This is an introduction to a new series about the timeless and incredibly useful art of arranging.
A practical skill for any intermediate-level pianist – and a required skill for any aspiring professional – is arranging.
Arranging means writing (or being able to spontaneously play) a unique version of a previously-composed song or piece of music. Arranging may be as simple as inventing a simple broken-chord pattern to play the chords of a lead sheet, or as intricate as reducing the orchestral score of a symphony to a two-handed piano score.

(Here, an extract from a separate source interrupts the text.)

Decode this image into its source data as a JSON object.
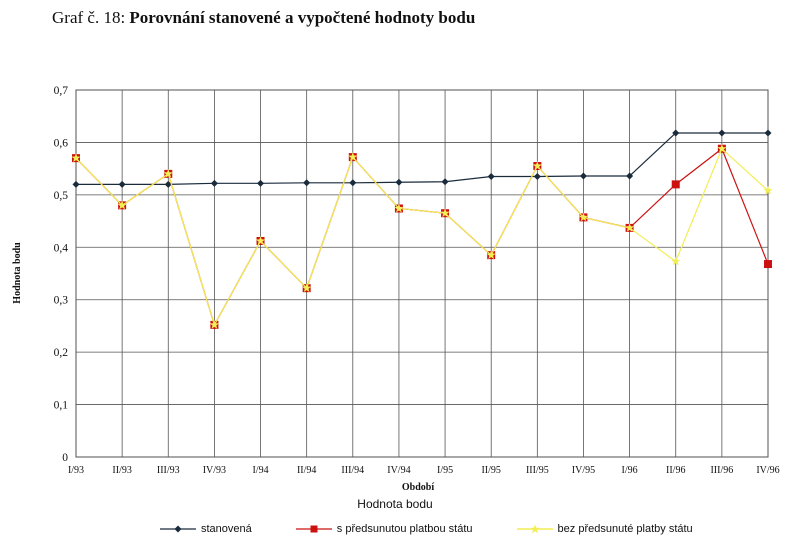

Just like rearranging the furniture can make your home feel new all over again, musical arranging can bring a fresh, creative and individual flair to both timeless and timeworn music. It can make a simple song more complex and interesting, or a complex piece simpler and more accessible. It may bring music written for other instruments into the realm of the keyboard, such as Liszt’s transcription of Beethoven’s 5th Symphony. It is another avenue for bringing the joy of creativity into music-making, rather than keeping it off-limits to dead composers. It’s a way to express your individuality with pieces that aren’t your own – a wonderful way to be creative for those who are intimidated by (or not interested in) composing or improvising original music.
Arranging skills are important for working and playing with other musicians. A proficient keyboard player should have a variety of arranging techniques ready to use when the need arises in an ensemble or band setting. And, of course, pianists who are able to create arrangements not only for piano solo but for an entire band, ensemble, or orchestra have another marketable skill at their command.
There are hundreds of fascinating ways to arrange music at the keyboard. In upcoming posts I’ll present a framework for understanding the various aspects of arranging, including melodic techniques, harmonic techniques, rhythmic techniques, and techniques related to musical form.